Made famous by The Doors’ “Love Street”— head to the Canyon Country Store to buy some elevated car snacks.
The Hollywood Forever Cemetery serves as the final resting place for many famous names, including Johnny Ramone, Chris Cornell, Judy Garland, and Mickey Rooney. More than a place to pay your respects, the cemetery grounds, located in the heart of Hollywood, host a number of cultural events as well. From late spring through summer, guests can enjoy outdoor screenings of classic films projected onto the side of the mausoleum at the Fairbanks Lawn. The Masonic Lodge also hosts intimate concerts and storytelling events.
Located on the eastern edge of Los Angeles County, the city of Claremont is home to a world-class record store. After opening its doors in 1974, Rhino Records has become a destination for music lovers on the hunt for rare or out-of-print vinyl. Spend a day sifting through albums or put yourself in the hands of one of the knowledgeable staff members. The general manager, Dennis Callaci, started working at the shop at age 18 and has been dedicated to Rhino for 30-plus years. The shop also sells a wide assortment of record players to find your perfect sound.

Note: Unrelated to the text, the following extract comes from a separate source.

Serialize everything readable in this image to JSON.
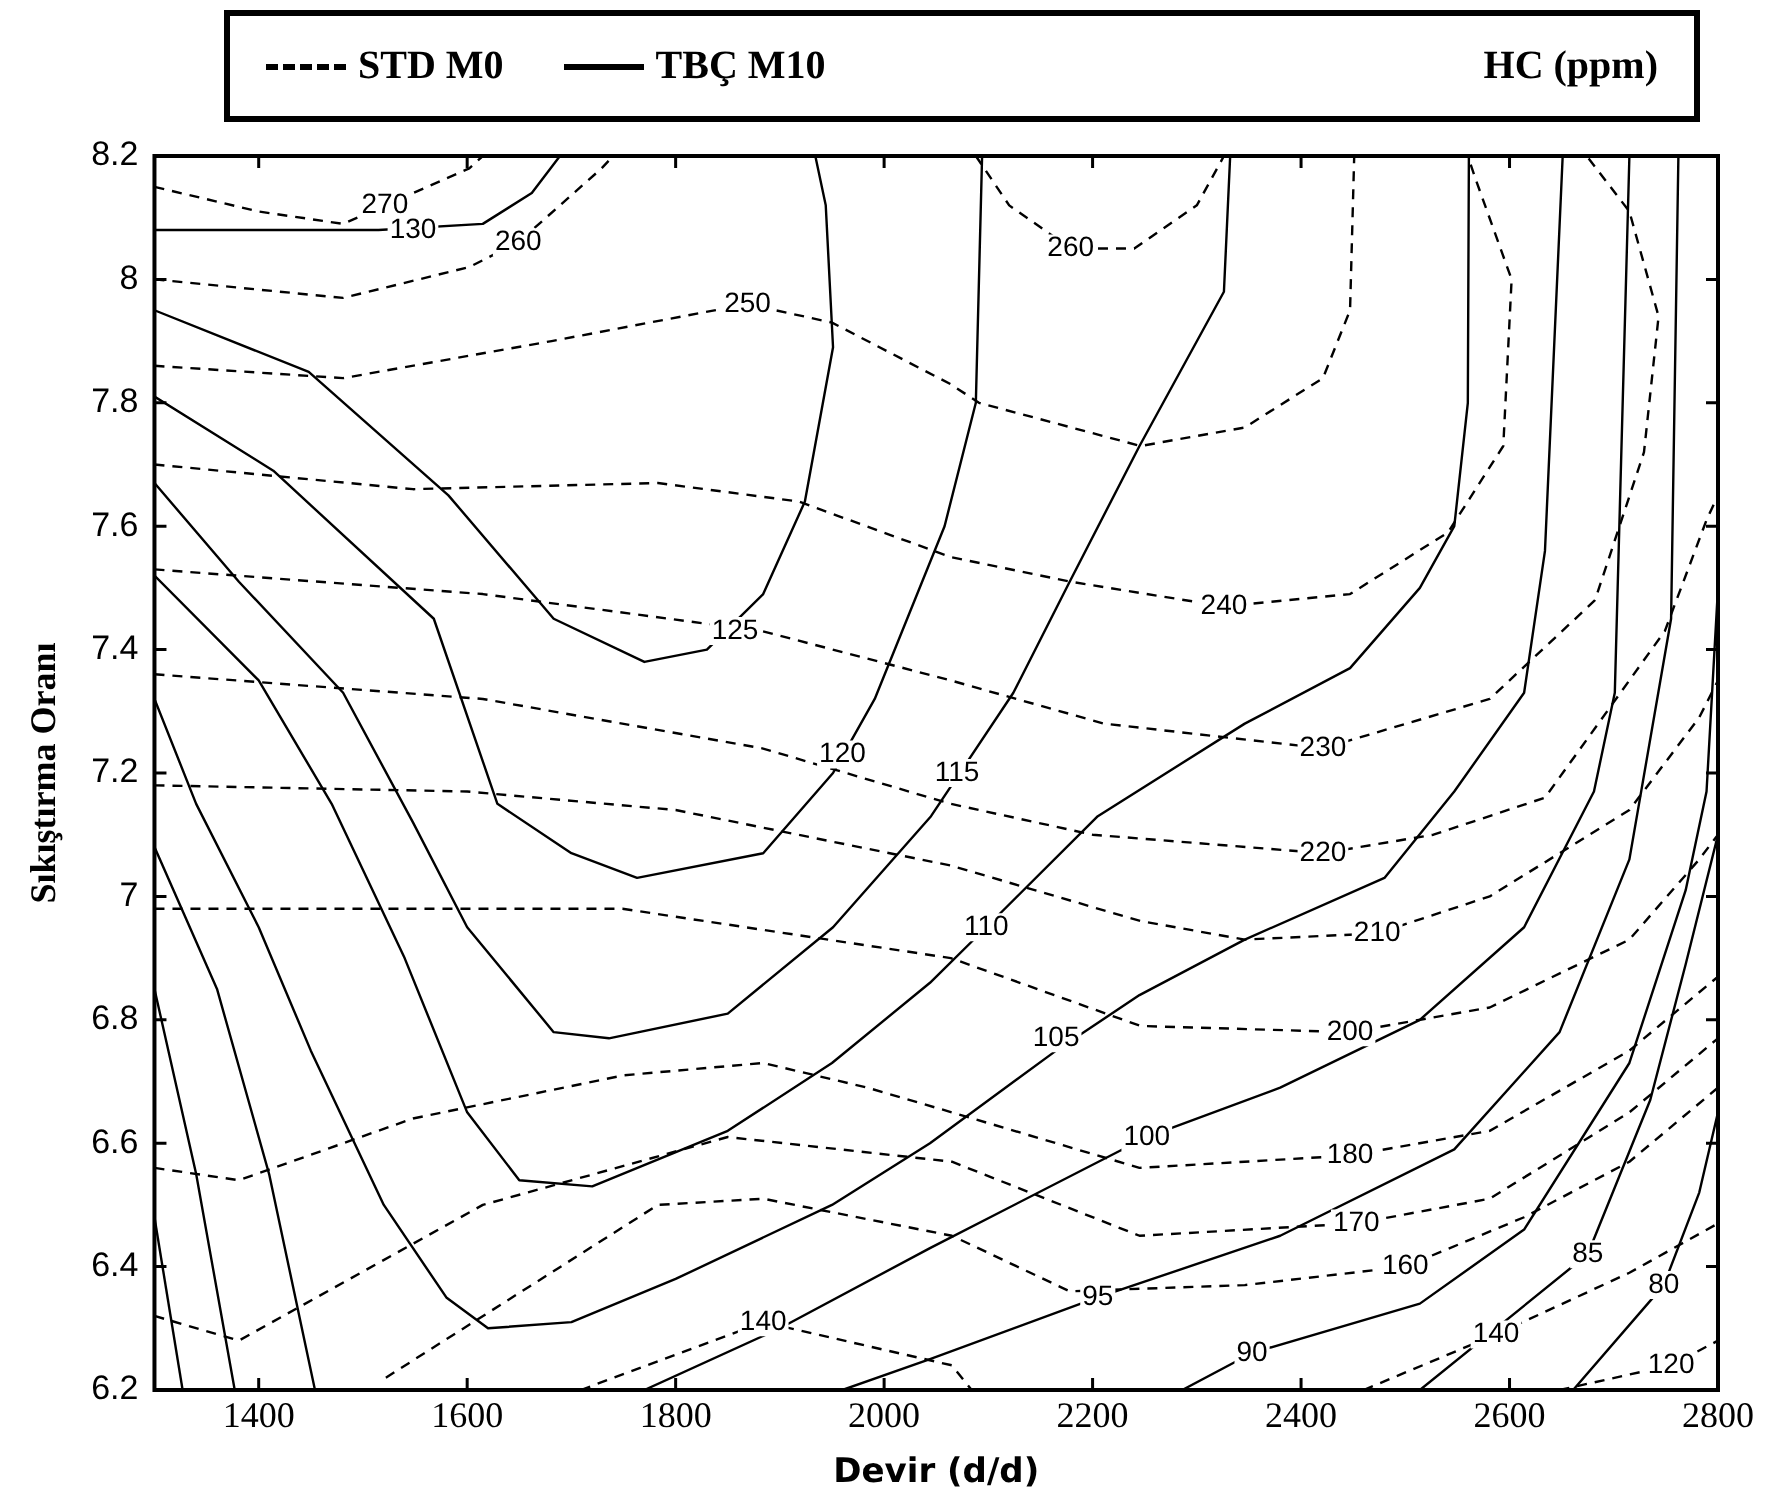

Amid the white-walled mansions of Palm Springs’ Movie Colony neighborhood, Elvis’ Honeymoon Hideaway is the 5,000-square-foot residence where The King and Priscilla enjoyed postnuptial bliss in 1967. Constructed in four concentric circles and without a single square room, this home was featured as “The House of Tomorrow” in a 1962 Look magazine centerfold and is still one of the more notable examples of Palm Springs’ mid-century modern character. Nab tickets to check out the 64-foot built-in banquette sofa, straight-out-of-The-Flintstones rock walls, and other era-defining elements.
In the high desert about 20 minutes from Joshua Tree National Park, Pioneertown looks like it has been around since the 1800s. But these rustic structures were originally built as a tourist attraction and film set in 1946. You can stay in western-style rooms decorated with Native American blankets, cactus, and rustic furnishings at the Pioneertown Motel. Or catch dinner and live music at Pappy & Harriet’s, where Sir Paul McCartney once played a show.
This hacienda-style inn, which dates back to 1949, sits just six miles from the entrance to Joshua Tree National Park. Lovely purple wisteria drips down from the adobe overhangs extending out from each doorway at the Joshua Tree Inn, and the pool offers welcome relief from the desert heat. Guests staying in room number 8 may feel a creative presence. It’s where country-rock innovator Gram Parsons spent his last night. Guests leave notes and lyrics of their own in a bedside journal and a stone guitar sitting outside the door serves as a quiet shrine.